In this section, the first one of the chapter, the author, Sir John Hicks, sets up his discussion of what determines an individual's demand for money.
He begins by noting a deficiency in the discussion up to this point of the individual's consumption plan. This is the simplifying assumption made earlier that any difference between an individual's receipts and expenditures in a time period (e.g. a week) will be made up entirely by an incremental change in his or her holding of securities. This assumption was made for convenience, but according to Hicks "it would let us down badly in the applications we want to make later on." And of course it is not truly realistic.

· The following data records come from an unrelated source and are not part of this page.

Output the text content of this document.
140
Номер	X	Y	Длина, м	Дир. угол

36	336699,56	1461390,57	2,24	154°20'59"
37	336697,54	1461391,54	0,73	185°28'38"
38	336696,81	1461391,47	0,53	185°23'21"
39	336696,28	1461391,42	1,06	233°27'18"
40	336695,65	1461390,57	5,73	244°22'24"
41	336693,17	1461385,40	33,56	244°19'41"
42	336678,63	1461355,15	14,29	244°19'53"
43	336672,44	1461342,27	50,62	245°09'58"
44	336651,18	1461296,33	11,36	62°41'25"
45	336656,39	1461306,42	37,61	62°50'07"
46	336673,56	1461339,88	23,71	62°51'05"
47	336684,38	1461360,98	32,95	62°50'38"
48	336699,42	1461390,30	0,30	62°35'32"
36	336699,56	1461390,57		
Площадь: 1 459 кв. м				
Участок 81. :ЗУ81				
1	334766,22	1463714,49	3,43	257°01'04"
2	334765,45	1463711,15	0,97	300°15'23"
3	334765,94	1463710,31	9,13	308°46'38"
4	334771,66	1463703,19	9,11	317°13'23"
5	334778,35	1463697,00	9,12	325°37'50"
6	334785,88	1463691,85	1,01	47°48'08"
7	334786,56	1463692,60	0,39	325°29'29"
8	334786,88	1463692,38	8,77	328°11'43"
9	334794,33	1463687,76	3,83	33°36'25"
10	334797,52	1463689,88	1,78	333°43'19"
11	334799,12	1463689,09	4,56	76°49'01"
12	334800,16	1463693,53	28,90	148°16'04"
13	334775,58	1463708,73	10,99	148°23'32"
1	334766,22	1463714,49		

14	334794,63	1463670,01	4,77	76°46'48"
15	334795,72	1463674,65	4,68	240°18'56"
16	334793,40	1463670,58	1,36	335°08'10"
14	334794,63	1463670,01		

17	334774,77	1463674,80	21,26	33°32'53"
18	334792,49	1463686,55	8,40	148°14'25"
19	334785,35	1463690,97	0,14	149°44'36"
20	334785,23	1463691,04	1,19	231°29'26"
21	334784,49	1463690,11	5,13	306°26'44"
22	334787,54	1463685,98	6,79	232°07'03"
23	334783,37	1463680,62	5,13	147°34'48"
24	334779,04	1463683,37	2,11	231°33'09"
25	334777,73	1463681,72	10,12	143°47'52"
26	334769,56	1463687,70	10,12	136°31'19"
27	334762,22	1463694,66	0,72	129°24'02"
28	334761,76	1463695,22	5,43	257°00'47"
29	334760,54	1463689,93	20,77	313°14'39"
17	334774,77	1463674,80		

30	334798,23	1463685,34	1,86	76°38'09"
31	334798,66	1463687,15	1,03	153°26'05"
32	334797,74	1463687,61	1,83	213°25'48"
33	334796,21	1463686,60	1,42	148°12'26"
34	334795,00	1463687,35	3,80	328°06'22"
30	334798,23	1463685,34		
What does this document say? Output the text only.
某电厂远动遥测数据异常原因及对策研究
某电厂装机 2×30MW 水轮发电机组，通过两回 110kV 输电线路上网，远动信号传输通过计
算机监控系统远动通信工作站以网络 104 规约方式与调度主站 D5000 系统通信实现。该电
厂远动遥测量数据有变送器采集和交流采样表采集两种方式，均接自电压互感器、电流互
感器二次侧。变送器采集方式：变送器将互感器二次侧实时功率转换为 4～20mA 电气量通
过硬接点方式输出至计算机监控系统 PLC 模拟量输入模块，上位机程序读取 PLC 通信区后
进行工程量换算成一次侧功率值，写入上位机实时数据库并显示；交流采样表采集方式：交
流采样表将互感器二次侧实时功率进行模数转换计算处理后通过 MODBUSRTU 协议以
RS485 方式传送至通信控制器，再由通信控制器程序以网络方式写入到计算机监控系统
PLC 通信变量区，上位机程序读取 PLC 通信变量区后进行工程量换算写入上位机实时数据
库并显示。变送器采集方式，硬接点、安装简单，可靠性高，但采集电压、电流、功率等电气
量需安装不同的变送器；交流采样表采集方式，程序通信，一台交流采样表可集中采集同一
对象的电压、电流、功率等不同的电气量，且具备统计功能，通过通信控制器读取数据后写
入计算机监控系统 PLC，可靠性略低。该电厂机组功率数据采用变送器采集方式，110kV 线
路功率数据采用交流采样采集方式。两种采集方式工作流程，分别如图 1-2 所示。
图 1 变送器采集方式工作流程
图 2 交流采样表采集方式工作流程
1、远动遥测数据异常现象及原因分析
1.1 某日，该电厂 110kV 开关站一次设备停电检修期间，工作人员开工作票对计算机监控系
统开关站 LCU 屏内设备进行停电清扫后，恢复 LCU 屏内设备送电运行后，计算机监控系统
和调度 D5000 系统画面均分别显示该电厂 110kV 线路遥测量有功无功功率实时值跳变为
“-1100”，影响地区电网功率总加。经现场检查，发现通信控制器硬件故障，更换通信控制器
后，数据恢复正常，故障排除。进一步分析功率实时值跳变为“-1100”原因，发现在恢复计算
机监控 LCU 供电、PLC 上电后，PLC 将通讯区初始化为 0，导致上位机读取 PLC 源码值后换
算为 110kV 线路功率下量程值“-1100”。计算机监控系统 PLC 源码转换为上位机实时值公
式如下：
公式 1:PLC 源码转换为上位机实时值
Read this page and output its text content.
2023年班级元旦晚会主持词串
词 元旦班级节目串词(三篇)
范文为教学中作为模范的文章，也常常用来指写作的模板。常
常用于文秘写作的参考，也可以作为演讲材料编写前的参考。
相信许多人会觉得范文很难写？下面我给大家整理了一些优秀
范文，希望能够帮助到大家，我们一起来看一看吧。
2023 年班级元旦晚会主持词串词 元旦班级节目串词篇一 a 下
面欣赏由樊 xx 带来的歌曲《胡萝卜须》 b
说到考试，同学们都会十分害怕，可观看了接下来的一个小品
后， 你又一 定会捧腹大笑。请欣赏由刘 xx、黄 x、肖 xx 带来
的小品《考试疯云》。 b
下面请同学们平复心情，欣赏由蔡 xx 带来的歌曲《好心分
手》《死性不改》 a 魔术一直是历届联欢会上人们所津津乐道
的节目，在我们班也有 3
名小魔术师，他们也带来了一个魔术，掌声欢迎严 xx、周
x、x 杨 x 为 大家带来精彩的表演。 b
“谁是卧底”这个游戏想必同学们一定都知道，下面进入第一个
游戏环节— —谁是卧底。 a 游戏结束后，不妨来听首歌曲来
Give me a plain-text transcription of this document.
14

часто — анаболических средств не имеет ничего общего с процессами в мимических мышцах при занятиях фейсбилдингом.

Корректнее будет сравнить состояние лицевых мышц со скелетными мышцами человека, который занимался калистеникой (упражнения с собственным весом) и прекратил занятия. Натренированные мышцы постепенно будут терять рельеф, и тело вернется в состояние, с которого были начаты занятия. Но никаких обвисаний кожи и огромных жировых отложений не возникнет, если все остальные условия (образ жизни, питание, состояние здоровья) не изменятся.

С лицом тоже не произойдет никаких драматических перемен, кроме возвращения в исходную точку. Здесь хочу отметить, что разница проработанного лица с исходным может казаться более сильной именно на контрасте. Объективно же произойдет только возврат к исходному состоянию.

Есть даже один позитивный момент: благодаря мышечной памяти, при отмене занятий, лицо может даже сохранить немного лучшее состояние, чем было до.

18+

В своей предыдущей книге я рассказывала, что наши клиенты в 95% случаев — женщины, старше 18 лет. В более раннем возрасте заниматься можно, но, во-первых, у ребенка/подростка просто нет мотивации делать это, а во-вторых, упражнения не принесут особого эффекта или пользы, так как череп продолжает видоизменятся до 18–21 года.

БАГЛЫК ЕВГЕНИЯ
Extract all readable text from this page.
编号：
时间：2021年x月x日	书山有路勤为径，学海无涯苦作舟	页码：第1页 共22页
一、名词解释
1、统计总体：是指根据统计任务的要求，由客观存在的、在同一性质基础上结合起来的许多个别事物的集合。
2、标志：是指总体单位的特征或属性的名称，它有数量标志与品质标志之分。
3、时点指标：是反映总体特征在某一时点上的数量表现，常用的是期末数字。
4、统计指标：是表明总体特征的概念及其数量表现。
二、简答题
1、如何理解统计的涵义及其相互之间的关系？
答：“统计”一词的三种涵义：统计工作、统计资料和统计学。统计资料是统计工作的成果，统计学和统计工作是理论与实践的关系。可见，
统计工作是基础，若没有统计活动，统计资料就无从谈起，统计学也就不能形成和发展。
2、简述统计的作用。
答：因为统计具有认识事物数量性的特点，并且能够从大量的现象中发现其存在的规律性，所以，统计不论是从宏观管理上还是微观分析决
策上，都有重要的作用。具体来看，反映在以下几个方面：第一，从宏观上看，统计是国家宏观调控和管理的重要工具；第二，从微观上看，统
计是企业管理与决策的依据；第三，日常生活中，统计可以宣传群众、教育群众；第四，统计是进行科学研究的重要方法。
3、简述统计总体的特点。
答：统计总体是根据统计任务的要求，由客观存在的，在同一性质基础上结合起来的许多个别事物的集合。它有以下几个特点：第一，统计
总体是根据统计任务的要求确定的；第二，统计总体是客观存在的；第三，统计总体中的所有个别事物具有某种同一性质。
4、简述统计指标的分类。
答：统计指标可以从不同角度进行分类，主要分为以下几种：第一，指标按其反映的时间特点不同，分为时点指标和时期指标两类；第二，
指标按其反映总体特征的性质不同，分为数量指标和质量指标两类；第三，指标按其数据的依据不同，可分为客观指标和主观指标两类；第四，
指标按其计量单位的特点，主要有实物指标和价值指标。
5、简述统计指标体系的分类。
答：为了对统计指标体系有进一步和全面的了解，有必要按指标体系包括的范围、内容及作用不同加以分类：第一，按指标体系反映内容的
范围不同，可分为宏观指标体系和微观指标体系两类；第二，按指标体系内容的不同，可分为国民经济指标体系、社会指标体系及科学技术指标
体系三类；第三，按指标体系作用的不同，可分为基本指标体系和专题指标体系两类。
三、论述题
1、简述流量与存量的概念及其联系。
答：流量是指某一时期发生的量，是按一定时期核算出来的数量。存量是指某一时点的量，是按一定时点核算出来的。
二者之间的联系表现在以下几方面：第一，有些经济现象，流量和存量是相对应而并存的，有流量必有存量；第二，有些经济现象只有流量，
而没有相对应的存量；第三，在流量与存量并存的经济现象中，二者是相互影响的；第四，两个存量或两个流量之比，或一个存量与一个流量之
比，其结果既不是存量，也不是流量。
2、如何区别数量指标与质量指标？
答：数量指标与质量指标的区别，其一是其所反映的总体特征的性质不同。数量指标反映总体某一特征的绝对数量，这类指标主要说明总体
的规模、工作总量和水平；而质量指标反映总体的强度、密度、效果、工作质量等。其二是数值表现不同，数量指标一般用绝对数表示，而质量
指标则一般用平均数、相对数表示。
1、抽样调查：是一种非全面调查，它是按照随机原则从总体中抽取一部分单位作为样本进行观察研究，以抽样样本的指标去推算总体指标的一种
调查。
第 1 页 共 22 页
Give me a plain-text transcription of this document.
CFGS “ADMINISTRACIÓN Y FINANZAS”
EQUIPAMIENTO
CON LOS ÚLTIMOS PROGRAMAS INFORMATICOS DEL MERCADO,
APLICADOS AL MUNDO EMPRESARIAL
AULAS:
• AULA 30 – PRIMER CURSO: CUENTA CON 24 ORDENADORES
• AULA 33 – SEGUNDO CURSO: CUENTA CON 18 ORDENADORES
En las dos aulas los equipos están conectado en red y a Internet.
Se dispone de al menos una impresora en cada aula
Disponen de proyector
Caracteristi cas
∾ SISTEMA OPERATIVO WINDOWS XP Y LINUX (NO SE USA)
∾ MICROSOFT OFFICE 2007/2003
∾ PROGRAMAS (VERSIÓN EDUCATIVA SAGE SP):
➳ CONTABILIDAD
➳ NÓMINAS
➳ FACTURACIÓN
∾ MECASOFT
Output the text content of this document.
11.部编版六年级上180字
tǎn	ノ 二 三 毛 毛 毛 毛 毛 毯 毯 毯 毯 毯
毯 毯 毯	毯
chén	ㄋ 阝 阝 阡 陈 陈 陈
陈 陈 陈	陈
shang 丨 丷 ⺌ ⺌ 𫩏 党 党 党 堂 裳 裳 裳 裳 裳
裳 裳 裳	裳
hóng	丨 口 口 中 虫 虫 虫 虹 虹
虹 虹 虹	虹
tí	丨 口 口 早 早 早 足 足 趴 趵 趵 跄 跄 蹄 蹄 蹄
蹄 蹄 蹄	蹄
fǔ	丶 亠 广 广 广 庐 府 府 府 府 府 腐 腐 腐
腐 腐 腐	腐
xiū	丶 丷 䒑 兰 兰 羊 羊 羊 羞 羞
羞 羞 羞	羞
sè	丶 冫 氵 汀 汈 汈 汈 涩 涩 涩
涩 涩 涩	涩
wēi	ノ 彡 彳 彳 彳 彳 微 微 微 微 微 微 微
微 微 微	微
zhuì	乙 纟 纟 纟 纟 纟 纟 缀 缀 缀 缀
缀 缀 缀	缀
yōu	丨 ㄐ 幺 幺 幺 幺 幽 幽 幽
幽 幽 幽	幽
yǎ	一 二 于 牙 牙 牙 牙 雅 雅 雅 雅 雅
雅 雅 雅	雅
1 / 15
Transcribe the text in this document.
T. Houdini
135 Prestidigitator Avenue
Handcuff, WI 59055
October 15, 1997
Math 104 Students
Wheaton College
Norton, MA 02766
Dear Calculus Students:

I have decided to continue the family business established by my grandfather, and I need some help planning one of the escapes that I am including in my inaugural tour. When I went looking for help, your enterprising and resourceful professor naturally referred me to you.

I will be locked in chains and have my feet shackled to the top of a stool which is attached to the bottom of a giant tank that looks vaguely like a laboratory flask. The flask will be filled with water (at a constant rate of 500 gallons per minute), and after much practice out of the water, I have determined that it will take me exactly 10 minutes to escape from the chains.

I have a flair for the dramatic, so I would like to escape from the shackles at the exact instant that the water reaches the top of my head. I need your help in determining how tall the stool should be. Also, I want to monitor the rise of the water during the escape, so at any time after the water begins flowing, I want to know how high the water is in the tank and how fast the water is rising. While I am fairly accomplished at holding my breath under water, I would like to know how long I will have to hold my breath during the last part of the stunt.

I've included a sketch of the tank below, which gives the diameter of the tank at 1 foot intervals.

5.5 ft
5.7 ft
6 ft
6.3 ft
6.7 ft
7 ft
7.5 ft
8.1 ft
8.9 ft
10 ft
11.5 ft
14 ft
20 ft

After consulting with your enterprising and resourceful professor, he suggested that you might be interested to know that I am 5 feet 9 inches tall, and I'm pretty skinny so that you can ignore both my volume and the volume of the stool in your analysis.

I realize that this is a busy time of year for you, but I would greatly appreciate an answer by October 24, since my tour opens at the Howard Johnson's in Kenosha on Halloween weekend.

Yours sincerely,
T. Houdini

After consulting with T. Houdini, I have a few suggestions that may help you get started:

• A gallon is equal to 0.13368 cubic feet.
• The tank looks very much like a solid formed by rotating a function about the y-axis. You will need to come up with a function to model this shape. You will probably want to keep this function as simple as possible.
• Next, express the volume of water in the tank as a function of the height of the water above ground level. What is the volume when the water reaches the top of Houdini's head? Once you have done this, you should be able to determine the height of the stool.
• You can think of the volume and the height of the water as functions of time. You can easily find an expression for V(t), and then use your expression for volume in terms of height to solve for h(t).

In reality, individuals typically hold some money along with securities and can react to surpluses or deficits by adjusting their holdings of both. Hicks notes that "It is a matter of considerable importance which form the balancing takes," so he seeks a way of addressing this question within the structure of his theory. His analysis could easily accommodate money, if money can be treated as though it were some sort of durable consumer good.
It is a condition of equilibrium for the individual that the marginal rate of substitution between acquisitions of any commodities at given dates must equal the ratio of their discounted prices; this rule could be taken as applying to money as well. The marginal rate of substitution between money now and any other commodity now would equal the current price of that commodity (just the same rule as we found for the standard commodity in statics); the marginal rate of substitution between the acquisition of money now and the acquisition of money at a later date would equal the discount ratio over the period of deferment. This implies that the interest charge over a period would measure the sacrifice involved in postponing the acquisition of a marginal unit of money to the end of the period .... In other words, the rate of interest would measure the impatience to possess money now instead of money in the future.
The rules for how interest rate changes affect the demand for present commodities would also apply to the demand for money in the present. Therefore, an interest rate increase "may be expected to diminish the demand for money." Also, a general rise in commodity prices should tend to increase the demand for money.
Hicks concludes the section by stating that these rules for the behavior of money that would apply if it were a durable consumption good are "very reasonable," and that "it would be surprising if more careful attention to the true nature of money were to make it necessary to alter them very considerably."